As per the research, there were 1.6 billion Muslims in the world as of 2010 – roughly 23 per cent of the global population – and while Islam is currently the world’s second-largest religion (after Christianity), it is the fastest-growing major religion.
As per a 2015 report of Pew Research Center, while the world’s population is projected to grow 35 per cent in the coming decades, the number of Muslims is expected to increase by 73 per cent – from 1.6 billion in 2010 to 2.8 billion in 2050. In 2010, Muslims made up 23.2 per cent of the global population. Four decades later, they are expected to make up about 29.7 per cent of the world’s people.
The current report cites two major factors behind the rapid projected growth of Islam. First, Muslims have more children than members of other religious groups- Muslim women have an average of 3.1 children, compared with 2.3 for all other groups combined.

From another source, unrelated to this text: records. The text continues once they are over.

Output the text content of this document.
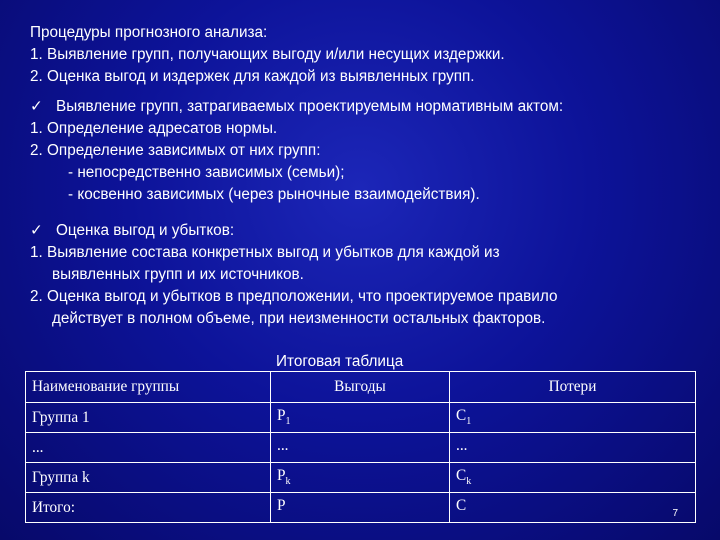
Процедуры прогнозного анализа:

1. Выявление групп, получающих выгоду и/или несущих издержки.

2. Оценка выгод и издержек для каждой из выявленных групп.

✓ Выявление групп, затрагиваемых проектируемым нормативным актом:

1. Определение адресатов нормы.

2. Определение зависимых от них групп:

- непосредственно зависимых (семьи);

- косвенно зависимых (через рыночные взаимодействия).

✓ Оценка выгод и убытков:

1. Выявление состава конкретных выгод и убытков для каждой из

выявленных групп и их источников.

2. Оценка выгод и убытков в предположении, что проектируемое правило

действует в полном объеме, при неизменности остальных факторов.

Итоговая таблица
Наименование группы	Выгоды	Потери
Группа 1	$P_1$	$C_1$
...	...	...
Группа k	$P_k$	$C_k$
Итого:	P	C	7
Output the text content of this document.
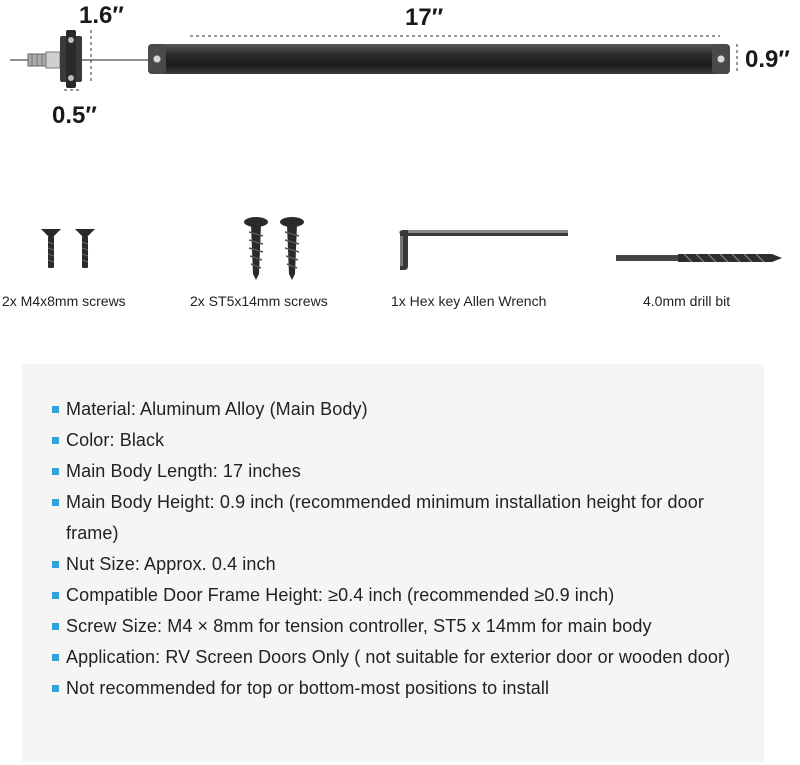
1.6″
0.5″
17″
0.9″
2x M4x8mm screws	2x ST5x14mm screws	1x Hex key Allen Wrench	4.0mm drill bit
Material: Aluminum Alloy (Main Body)
Color: Black
Main Body Length: 17 inches
Main Body Height: 0.9 inch (recommended minimum installation height for door frame)
Nut Size: Approx. 0.4 inch
Compatible Door Frame Height: ≥0.4 inch (recommended ≥0.9 inch)
Screw Size: M4 × 8mm for tension controller, ST5 x 14mm for main body
Application: RV Screen Doors Only ( not suitable for exterior door or wooden door)
Not recommended for top or bottom-most positions to install
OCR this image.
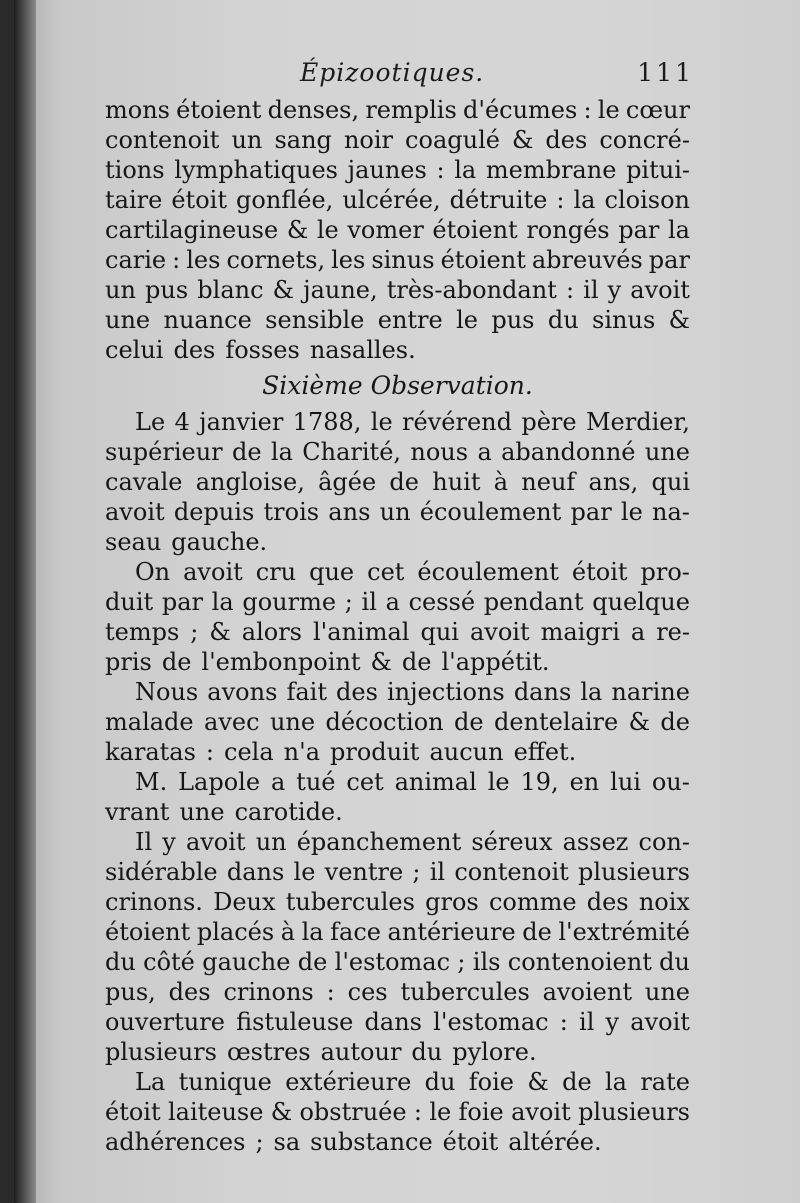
Épizootiques.	111
mons étoient denses, remplis d'écumes : le cœur
contenoit un sang noir coagulé & des concré-
tions lymphatiques jaunes : la membrane pitui-
taire étoit gonflée, ulcérée, détruite : la cloison
cartilagineuse & le vomer étoient rongés par la
carie : les cornets, les sinus étoient abreuvés par
un pus blanc & jaune, très-abondant : il y avoit
une nuance sensible entre le pus du sinus &
celui des fosses nasalles.
Sixième Observation.
Le 4 janvier 1788, le révérend père Merdier,
supérieur de la Charité, nous a abandonné une
cavale angloise, âgée de huit à neuf ans, qui
avoit depuis trois ans un écoulement par le na-
seau gauche.
On avoit cru que cet écoulement étoit pro-
duit par la gourme ; il a cessé pendant quelque
temps ; & alors l'animal qui avoit maigri a re-
pris de l'embonpoint & de l'appétit.
Nous avons fait des injections dans la narine
malade avec une décoction de dentelaire & de
karatas : cela n'a produit aucun effet.
M. Lapole a tué cet animal le 19, en lui ou-
vrant une carotide.
Il y avoit un épanchement séreux assez con-
sidérable dans le ventre ; il contenoit plusieurs
crinons. Deux tubercules gros comme des noix
étoient placés à la face antérieure de l'extrémité
du côté gauche de l'estomac ; ils contenoient du
pus, des crinons : ces tubercules avoient une
ouverture fistuleuse dans l'estomac : il y avoit
plusieurs œstres autour du pylore.
La tunique extérieure du foie & de la rate
étoit laiteuse & obstruée : le foie avoit plusieurs
adhérences ; sa substance étoit altérée.
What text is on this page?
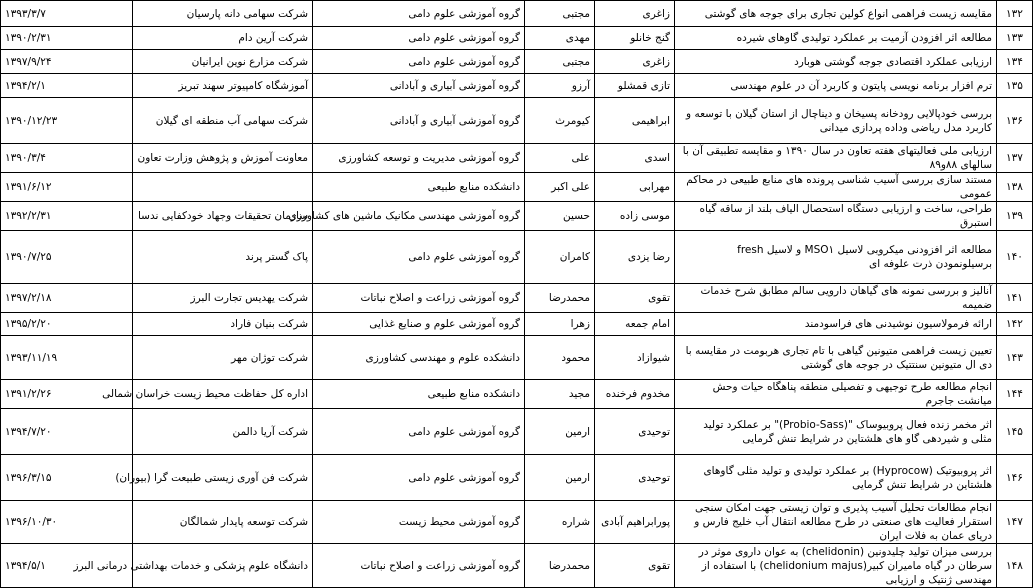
۱۳۲	مقایسه زیست فراهمی انواع کولین تجاری برای جوجه های گوشتی	زاغری	مجتبی	گروه آموزشی علوم دامی	شرکت سهامی دانه پارسیان	۱۳۹۳/۳/۷
۱۳۳	مطالعه اثر افزودن آزمیت بر عملکرد تولیدی گاوهای شیرده	گنج خانلو	مهدی	گروه آموزشی علوم دامی	شرکت آرین دام	۱۳۹۰/۲/۳۱
۱۳۴	ارزیابی عملکرد اقتصادی جوجه گوشتی هوبارد	زاغری	مجتبی	گروه آموزشی علوم دامی	شرکت مزارع نوین ایرانیان	۱۳۹۷/۹/۲۴
۱۳۵	ترم افزار برنامه نویسی پایتون و کاربرد آن در علوم مهندسی	تازی قمشلو	آرزو	گروه آموزشی آبیاری و آبادانی	آموزشگاه کامپیوتر سهند تبریز	۱۳۹۴/۲/۱
۱۳۶	بررسی خودپالایی رودخانه پسیخان و دیناچال از استان گیلان با توسعه و کاربرد مدل ریاضی وداده پردازی میدانی	ابراهیمی	کیومرث	گروه آموزشی آبیاری و آبادانی	شرکت سهامی آب منطقه ای گیلان	۱۳۹۰/۱۲/۲۳
۱۳۷	ارزیابی ملی فعالیتهای هفته تعاون در سال ۱۳۹۰ و مقایسه تطبیقی آن با سالهای ۸۸و۸۹	اسدی	علی	گروه آموزشی مدیریت و توسعه کشاورزی	معاونت آموزش و پژوهش وزارت تعاون	۱۳۹۰/۳/۴
۱۳۸	مستند سازی بررسی آسیب شناسی پرونده های منابع طبیعی در محاکم عمومی	مهرابی	علی اکبر	دانشکده منابع طبیعی		۱۳۹۱/۶/۱۲
۱۳۹	طراحی، ساخت و ارزیابی دستگاه استحصال الیاف بلند از ساقه گیاه استبرق	موسی زاده	حسین	گروه آموزشی مهندسی مکانیک ماشین های کشاورزی	سازمان تحقیقات وجهاد خودکفایی ندسا	۱۳۹۲/۲/۳۱
۱۴۰	مطالعه اثر افزودنی میکروبی لاسیل MSO۱ و لاسیل fresh برسیلونمودن ذرت علوفه ای	رضا یزدی	کامران	گروه آموزشی علوم دامی	پاک گستر پرند	۱۳۹۰/۷/۲۵
۱۴۱	آنالیز و بررسی نمونه های گیاهان دارویی سالم مطابق شرح خدمات ضمیمه	تقوی	محمدرضا	گروه آموزشی زراعت و اصلاح نباتات	شرکت یهدیس تجارت البرز	۱۳۹۷/۲/۱۸
۱۴۲	ارائه فرمولاسیون نوشیدنی های فراسودمند	امام جمعه	زهرا	گروه آموزشی علوم و صنایع غذایی	شرکت بنیان فاراد	۱۳۹۵/۲/۲۰
۱۴۳	تعیین زیست فراهمی متیونین گیاهی با تام تجاری هربومت در مقایسه با دی ال متیونین سنتتیک در جوجه های گوشتی	شیوازاد	محمود	دانشکده علوم و مهندسی کشاورزی	شرکت توژان مهر	۱۳۹۳/۱۱/۱۹
۱۴۴	انجام مطالعه طرح توجیهی و تفصیلی منطقه پناهگاه حیات وحش میانشت جاجرم	مخدوم فرخنده	مجید	دانشکده منابع طبیعی	اداره کل حفاظت محیط زیست خراسان شمالی	۱۳۹۱/۲/۲۶
۱۴۵	اثر مخمر زنده فعال پروبیوساک "(Probio-Sass)" بر عملکرد تولید مثلی و شیردهی گاو های هلشتاین در شرایط تنش گرمایی	توحیدی	ارمین	گروه آموزشی علوم دامی	شرکت آریا دالمن	۱۳۹۴/۷/۲۰
۱۴۶	اثر پروبیوتیک (Hyprocow) بر عملکرد تولیدی و تولید مثلی گاوهای هلشتاین در شرایط تنش گرمایی	توحیدی	ارمین	گروه آموزشی علوم دامی	شرکت فن آوری زیستی طبیعت گرا (بیوران)	۱۳۹۶/۳/۱۵
۱۴۷	انجام مطالعات تحلیل آسیب پذیری و توان زیستی جهت امکان سنجی استقرار فعالیت های صنعتی در طرح مطالعه انتقال آب خلیج فارس و دریای عمان به فلات ایران	پورابراهیم آبادی	شراره	گروه آموزشی محیط زیست	شرکت توسعه پایدار شمالگان	۱۳۹۶/۱۰/۳۰
۱۴۸	بررسی میزان تولید چلیدونین (chelidonin) به عوان داروی موثر در سرطان در گیاه مامیران کبیر(chelidonium majus) با استفاده از مهندسی ژنتیک و ارزیابی	تقوی	محمدرضا	گروه آموزشی زراعت و اصلاح نباتات	دانشگاه علوم پزشکی و خدمات بهداشتی درمانی البرز	۱۳۹۴/۵/۱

Second, a larger share of Muslims are either already at a appoint where they begin to have children or will soon be. The second factor is based on the reading that Muslims are the youngest (median age of 23 years old in 2010) of all major religious groups, seven years younger than the median age of non-Muslims.
The research further states that the above factors combined with high fertility rates will fuel the growth of the Muslim population worldwide.
“The growth and regional migration of Muslims, combined with the ongoing impact of the Islamic State and other extremist groups that commit acts of violence in the name of Islam, have brought Muslims and the Islamic faith to the forefront of the political debate in many countries,” the report states.
The think-tank’s report further states that although many countries in the Middle East-North Africa region, where the religion originated in the seventh century, are heavily Muslim, the region is home to only about 20 per cent of the world’s Muslims.
“A majority of the Muslims globally (62%) live in the Asia-Pacific region, including large populations in Indonesia, India, Pakistan, Bangladesh, Iran and Turkey,” it says.
The report also states that the Muslim population is growing in Europe as well. “We project 10 per cent of all Europeans will be Muslims by 2050,” it adds.